Every time I sit and think about this problem, something else comes up. For instance, there has been an assumption that the base of this thing should be symmetrical. In fact, the 'people-facing' side of the base could be much narrower than the pool-facing side. An almost L shape has advantages. It would give almost twice the restraining force for a given mass, especially if the mass is concentrated near the post.

@wysocki is there a real problem with anchoring these posts in the decking? If they need to be removable, then they could be slotted into permanent holes? I'm thinking of upside down top hat shape with the flange screwed onto the ground. Taking the post just a short distance below ground level would give as much control as you wanted. That's a bit less convenient for DIY than the concrete base idea but it would clearly be a better Engineering solution and could easily be made to look better.

Re-reading your past posts, I now realize that a rail by the pool steps will be used in a far more rigorous way (not by you but by swimmers who expect regular pool step rails when they pull themselves out of the pool).

I think this thing has to be 'over-engineered' to be safe.

Tom.G

## 1. What factors determine how much force is needed to tip over an umbrella stand?

The main factors that determine how much force is needed to tip over an umbrella stand include the weight and height of the stand, the weight and distribution of the items placed on the stand, and the stability of the base.

## 2. How can I calculate the amount of force needed to tip over an umbrella stand?

To calculate the amount of force needed to tip over an umbrella stand, you can use the formula F = m x g x h, where F is the force in Newtons, m is the mass of the umbrella stand and any items on it in kilograms, g is the acceleration due to gravity (9.8 m/s^2), and h is the height of the center of mass of the stand from the ground in meters.

## 3. Can the shape of the umbrella stand affect the amount of force needed to tip it over?

Yes, the shape of the umbrella stand can affect the amount of force needed to tip it over.

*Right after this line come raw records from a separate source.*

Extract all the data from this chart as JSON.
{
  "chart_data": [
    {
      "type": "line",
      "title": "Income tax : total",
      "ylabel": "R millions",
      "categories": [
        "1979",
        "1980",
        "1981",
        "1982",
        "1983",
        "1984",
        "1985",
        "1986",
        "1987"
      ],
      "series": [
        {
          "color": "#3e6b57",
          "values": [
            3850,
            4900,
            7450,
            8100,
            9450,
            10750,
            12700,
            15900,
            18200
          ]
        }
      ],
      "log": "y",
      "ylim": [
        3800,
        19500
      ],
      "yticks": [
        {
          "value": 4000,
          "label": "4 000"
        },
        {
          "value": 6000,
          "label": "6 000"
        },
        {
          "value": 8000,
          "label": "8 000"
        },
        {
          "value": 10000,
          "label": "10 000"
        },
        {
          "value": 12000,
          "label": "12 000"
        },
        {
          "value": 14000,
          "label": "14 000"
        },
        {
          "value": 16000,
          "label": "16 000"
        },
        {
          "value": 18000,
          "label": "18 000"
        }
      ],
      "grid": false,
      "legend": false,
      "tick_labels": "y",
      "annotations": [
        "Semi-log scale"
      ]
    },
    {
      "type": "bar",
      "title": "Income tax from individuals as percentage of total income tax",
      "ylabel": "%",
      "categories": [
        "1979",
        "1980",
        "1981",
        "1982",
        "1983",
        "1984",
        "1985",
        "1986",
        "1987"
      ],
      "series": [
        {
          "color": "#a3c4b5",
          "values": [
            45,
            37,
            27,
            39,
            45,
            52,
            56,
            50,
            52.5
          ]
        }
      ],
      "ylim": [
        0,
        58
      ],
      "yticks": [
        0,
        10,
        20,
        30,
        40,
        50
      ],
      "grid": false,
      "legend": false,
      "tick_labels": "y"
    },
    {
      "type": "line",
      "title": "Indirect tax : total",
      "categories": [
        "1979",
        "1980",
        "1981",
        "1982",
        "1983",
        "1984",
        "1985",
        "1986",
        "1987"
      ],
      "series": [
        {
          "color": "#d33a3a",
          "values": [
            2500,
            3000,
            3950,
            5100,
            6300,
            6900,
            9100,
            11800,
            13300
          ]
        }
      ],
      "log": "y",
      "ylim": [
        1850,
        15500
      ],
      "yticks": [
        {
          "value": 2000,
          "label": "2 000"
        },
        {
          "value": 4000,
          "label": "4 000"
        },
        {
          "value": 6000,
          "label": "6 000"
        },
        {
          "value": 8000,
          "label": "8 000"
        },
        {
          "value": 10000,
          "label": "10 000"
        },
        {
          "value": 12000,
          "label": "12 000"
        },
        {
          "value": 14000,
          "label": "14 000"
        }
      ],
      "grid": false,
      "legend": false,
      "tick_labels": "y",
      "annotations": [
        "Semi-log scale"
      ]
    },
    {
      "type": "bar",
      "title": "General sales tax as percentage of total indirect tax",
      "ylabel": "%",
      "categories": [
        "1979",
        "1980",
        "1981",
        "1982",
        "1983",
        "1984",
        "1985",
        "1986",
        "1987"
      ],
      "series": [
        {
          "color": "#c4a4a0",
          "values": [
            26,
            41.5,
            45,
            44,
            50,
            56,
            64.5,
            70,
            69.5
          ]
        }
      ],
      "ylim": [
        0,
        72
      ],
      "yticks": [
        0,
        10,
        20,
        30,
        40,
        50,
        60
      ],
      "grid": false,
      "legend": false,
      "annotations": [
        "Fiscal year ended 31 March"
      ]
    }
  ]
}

A wider and more stable base will require more force to tip over compared to a narrow and unstable base.

## 4. Is there a maximum amount of force that an umbrella stand can withstand before tipping over?

Yes, there is a maximum amount of force that an umbrella stand can withstand before tipping over. This depends on the strength and stability of the stand, as well as the distribution of weight on it.

## 5. Are there any safety precautions I should take when using an umbrella stand?

Yes, there are some safety precautions to keep in mind when using an umbrella stand. Make sure to evenly distribute the weight of items on the stand, avoid placing heavy or bulky items on top of the stand, and be cautious of strong winds that could potentially tip over the stand. It is also important to regularly check and maintain the stability of the base of the stand.